Gepubliceerd in:
2025 | OriginalPaper | Hoofdstuk
7. ACT bij persoonlijkheidsproblematiek
Samenvatting
De cliënte in deze casus ploetert al haar hele leven met belemmerende angst, somberheid en gedachten aan de dood als ultieme consequentie van haar worsteling. Onderliggend is er sprake van autonomie- en identiteitsproblematiek. Deze komt tot uiting op verschillende levensgebieden.
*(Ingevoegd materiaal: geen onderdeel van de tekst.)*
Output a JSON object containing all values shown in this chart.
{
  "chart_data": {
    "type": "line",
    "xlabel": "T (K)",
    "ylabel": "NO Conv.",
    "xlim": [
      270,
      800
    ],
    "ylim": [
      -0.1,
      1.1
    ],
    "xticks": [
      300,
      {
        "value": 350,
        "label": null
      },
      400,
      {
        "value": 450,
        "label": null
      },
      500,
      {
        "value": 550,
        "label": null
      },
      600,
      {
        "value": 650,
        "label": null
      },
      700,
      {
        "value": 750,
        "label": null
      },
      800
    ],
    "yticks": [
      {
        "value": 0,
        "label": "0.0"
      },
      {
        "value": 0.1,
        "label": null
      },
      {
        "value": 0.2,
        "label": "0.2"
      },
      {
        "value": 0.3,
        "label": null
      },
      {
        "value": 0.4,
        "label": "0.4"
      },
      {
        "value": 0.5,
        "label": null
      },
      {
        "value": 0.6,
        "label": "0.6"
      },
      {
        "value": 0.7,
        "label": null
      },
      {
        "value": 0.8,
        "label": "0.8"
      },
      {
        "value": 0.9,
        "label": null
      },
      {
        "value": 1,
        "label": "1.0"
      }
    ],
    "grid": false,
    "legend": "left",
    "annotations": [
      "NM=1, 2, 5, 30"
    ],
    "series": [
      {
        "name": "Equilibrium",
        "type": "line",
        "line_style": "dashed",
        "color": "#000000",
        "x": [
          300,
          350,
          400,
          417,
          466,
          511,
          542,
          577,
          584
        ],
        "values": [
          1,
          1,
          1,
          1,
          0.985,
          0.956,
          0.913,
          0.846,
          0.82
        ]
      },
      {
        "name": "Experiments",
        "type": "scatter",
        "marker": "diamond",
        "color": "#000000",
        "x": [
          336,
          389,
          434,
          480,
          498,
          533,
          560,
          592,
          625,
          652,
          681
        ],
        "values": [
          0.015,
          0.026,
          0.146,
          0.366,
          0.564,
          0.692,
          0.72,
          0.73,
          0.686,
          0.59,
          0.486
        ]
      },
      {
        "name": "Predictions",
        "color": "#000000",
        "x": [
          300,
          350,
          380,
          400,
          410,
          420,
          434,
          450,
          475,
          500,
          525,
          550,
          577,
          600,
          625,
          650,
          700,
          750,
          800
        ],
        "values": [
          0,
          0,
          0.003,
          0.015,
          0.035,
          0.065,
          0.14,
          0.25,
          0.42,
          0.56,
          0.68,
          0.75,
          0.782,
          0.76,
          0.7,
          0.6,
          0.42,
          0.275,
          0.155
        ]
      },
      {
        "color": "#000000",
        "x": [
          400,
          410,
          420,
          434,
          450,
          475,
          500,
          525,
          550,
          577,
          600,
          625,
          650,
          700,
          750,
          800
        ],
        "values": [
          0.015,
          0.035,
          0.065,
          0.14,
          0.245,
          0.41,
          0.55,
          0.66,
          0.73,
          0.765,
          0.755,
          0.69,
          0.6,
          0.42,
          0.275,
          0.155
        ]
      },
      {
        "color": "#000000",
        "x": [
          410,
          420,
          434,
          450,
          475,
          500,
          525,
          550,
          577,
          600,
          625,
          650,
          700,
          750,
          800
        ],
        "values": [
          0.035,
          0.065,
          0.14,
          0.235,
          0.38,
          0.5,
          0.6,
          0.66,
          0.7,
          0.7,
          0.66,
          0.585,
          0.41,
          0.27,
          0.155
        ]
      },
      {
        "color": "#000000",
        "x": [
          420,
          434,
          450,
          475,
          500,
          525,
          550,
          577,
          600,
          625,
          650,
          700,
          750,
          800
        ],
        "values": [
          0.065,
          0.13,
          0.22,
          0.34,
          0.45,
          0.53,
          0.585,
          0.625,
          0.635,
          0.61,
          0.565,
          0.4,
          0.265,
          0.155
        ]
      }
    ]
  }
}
Ze heeft de neiging overmatig consciëntieus te zijn en zich voortdurend aan te passen aan haar omgeving. Thema’s die in de therapie voorbijkomen, zijn het omgaan met haar diepgewortelde angsten en onzekerheden, zoals de dood, het ouder worden, het accepteren van lichamelijke gevolgen en het loslaten van de ouder wordende kinderen. Daarnaast worstelt ze met haar identiteit, zoals het leren openstaan voor eigen behoeften en verlangens, het leren voelen en aangeven van de eigen grenzen, op werk- en privégebied, waaronder de seksualiteit. Na afronding van de therapie is ze veel minder bezig om haar zelfwaarde te ontlenen aan haar prestaties en zich voortdurend te vergelijken met anderen.